Madrid (EFE) homes or have simply preferred to withdraw them from the market, say sources in the sector.
The measure, which the coalition executive is studying to raise to 3% within the framework of the housing law, has stopped moving some 1,500 million euros in rent payments that would have been updated with inflation, the property administrator has calculated. Solfinc farms.
In the sector they agree that the main consequence of the measure is that the owners have raised the prices in the new contracts to compensate for this limitation, which only affects annual updates.
According to data from the Idealista real estate portal, the average rental price of a home in Spain has risen by close to 9% in the last year (from February 2022 to the same month of 2023), which is the maximum in its historical record.
The alarms go off because in the most stressed markets the increases skyrocket: Malaga (23%), Barcelona (20%), Valencia (19%), Palma (18%) and Madrid (11%).
For its part, the available supply fell by 17% on average in 2022 and up to 32% in Madrid and 28% in Barcelona, the two sources where demand is concentrated.
The general director of the Rent Negotiating Agency, José Ramón Zurdo, explained to EFE that “some owners, to compensate for the limitation that they are being imposed of not being able to update their rents above 2%, have decided to raise the prices of rents so as not to lose purchasing power, because the current inflation situation is also affecting them”.
Zurdo confirms that “many landlords are deciding, at the end of their contracts, whether or not to rent their homes anymore, or to sell them.”
According to his data, in the last year the causes of need that owners who want to recover their rented home before time have increased: “This type of behavior is taking place more frequently, but we do not know if they are simulated or true needs, but we are noticing that it is growing”.
Inequality between tenants
The director of Studies at Fotocasa, María Matos, stresses that the measure has provided a “respite” for tenants who already had a contract, but at the same time it is “making it difficult for future tenants who are in the search, having contracted the offer”.
From pisos.com, its director of Studies, Ferran Font, acknowledges that they cannot know what the evolution of the market would have been during 2022 if this measure had not been approved, but he stresses that the 2% ceiling on rent “has not stopped the price increase”.
Font agrees that “the basic problem lies in the prices of rental housing that is now on the market, whose rise has made it difficult, and continues to make it difficult today, for many people to access.”
Asval’s claims
The deputy general director of the company specialized in rental investment Masteos, Beatriz Toribio, is also convinced that, after one year of application, the measure “has not served to improve the root problem of this market, which is the lack supply, but quite the opposite”, since in his opinion it is affecting, together with other interventionist measures, “legal certainty”.

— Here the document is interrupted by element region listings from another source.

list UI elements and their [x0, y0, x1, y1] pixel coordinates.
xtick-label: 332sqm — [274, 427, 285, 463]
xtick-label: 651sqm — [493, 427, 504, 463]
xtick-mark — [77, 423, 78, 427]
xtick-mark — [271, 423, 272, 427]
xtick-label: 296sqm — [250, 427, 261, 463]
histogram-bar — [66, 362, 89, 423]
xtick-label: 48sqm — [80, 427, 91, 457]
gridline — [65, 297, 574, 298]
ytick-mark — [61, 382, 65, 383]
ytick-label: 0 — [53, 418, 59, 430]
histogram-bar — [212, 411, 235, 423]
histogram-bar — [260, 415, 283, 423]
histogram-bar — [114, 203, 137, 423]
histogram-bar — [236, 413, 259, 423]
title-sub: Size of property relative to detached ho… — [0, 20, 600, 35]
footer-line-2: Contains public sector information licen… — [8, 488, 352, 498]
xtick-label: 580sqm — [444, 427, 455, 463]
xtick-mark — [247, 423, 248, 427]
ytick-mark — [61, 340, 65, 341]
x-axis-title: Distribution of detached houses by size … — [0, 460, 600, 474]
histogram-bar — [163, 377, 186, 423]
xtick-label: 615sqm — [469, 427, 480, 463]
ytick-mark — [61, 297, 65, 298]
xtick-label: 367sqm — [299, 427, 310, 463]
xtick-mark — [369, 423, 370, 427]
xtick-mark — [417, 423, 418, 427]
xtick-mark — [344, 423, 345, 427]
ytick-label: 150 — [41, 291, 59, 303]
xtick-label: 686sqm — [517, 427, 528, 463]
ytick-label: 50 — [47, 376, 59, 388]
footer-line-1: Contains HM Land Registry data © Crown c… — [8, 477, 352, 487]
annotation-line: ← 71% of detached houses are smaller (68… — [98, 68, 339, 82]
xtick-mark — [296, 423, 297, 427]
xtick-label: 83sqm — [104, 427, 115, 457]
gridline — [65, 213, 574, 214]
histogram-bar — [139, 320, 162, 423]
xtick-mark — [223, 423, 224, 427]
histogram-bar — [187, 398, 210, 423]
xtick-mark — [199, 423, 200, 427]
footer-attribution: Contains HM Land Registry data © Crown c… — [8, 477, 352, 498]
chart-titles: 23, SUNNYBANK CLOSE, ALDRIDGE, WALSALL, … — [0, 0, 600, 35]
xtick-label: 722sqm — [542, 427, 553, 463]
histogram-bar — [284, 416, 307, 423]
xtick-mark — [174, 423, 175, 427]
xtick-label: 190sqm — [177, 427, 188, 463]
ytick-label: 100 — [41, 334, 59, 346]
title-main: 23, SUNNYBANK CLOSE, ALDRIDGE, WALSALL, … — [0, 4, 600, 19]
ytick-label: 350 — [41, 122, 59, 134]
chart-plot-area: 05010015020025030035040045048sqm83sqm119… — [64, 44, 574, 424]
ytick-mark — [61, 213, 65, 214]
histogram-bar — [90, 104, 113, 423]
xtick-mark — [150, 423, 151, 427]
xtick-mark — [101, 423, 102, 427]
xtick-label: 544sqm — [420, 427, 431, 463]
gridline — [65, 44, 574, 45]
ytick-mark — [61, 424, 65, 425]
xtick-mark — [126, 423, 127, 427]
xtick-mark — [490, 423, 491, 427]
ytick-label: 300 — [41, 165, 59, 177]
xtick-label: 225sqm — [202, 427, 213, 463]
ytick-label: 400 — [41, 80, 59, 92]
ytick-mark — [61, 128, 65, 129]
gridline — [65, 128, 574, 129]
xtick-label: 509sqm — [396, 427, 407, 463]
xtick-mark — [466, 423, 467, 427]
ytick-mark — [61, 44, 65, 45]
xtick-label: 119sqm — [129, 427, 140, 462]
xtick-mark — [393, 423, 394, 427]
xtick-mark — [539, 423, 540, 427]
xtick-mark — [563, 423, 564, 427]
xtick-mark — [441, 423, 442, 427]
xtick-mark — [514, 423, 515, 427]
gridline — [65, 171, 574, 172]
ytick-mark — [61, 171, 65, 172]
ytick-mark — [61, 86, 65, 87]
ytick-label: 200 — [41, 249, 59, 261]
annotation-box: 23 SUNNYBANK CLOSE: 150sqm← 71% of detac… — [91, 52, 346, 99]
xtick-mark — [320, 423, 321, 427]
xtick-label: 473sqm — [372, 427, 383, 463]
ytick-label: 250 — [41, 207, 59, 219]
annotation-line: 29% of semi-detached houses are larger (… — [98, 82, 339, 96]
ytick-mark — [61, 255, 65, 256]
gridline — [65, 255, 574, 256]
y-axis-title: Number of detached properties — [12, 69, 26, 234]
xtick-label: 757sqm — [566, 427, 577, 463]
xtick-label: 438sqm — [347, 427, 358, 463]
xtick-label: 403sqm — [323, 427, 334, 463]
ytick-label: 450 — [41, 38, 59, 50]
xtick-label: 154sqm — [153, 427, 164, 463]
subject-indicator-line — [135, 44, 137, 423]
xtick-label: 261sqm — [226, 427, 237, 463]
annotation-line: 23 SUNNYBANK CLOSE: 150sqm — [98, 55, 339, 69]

Ángel Martínez León, member of the General Council of COAPIs in Spain, recalls that the profile of the lessor in Spain is heterogeneous and that, “although the measure does not affect large holders, investment funds for the most part, it does it does to small owners, who are the most affected because they do not have much profit margin with the rental of their assets”.
Along these lines, the Association of Rental Housing Owners (Asval) presented a few days ago to the Ministry of Transport, Mobility and Urban Agenda 2,000 claims from 300 small and medium-sized landlords requesting compensation from the State for the patrimonial damage caused in the renovation of their contracts in 2022.
Asval, an association chaired by former socialist minister Joan Clos, calculates that during the time the measure will be in force, from April 1, 2022 to December 31, 2023, each owner will lose an average of 2,000 euros per rented home.
Cap of 3% in 2024
The latest census of the National Institute of Statistics (INE) indicates that some three million homes rent in Spain, although other sources such as the consultant Savills raise the figure to 4.5 million homes rented, of which it calculates that 5% are in the hands of institutions.
Although they consider it “shy”, the tenant unions defend that the measure has saved thousands of millions of euros for tenant families and they want it to be incorporated into the housing law, which would be articulated, as in the decree a few years ago. year, linking the interannual increases to the Competitiveness Guarantee Index (an index that never exceeds 2%), instead of the CPI.
The last proposal of the PSOE, through the Ministry of Economic Affairs, to its parliamentary partners in the negotiation of the housing law was, however, a ceiling of 3% the first year and that after that the limit would be determined by a price index to be elaborated, which United Podemos rejected and keeps the processing of this law bogged down.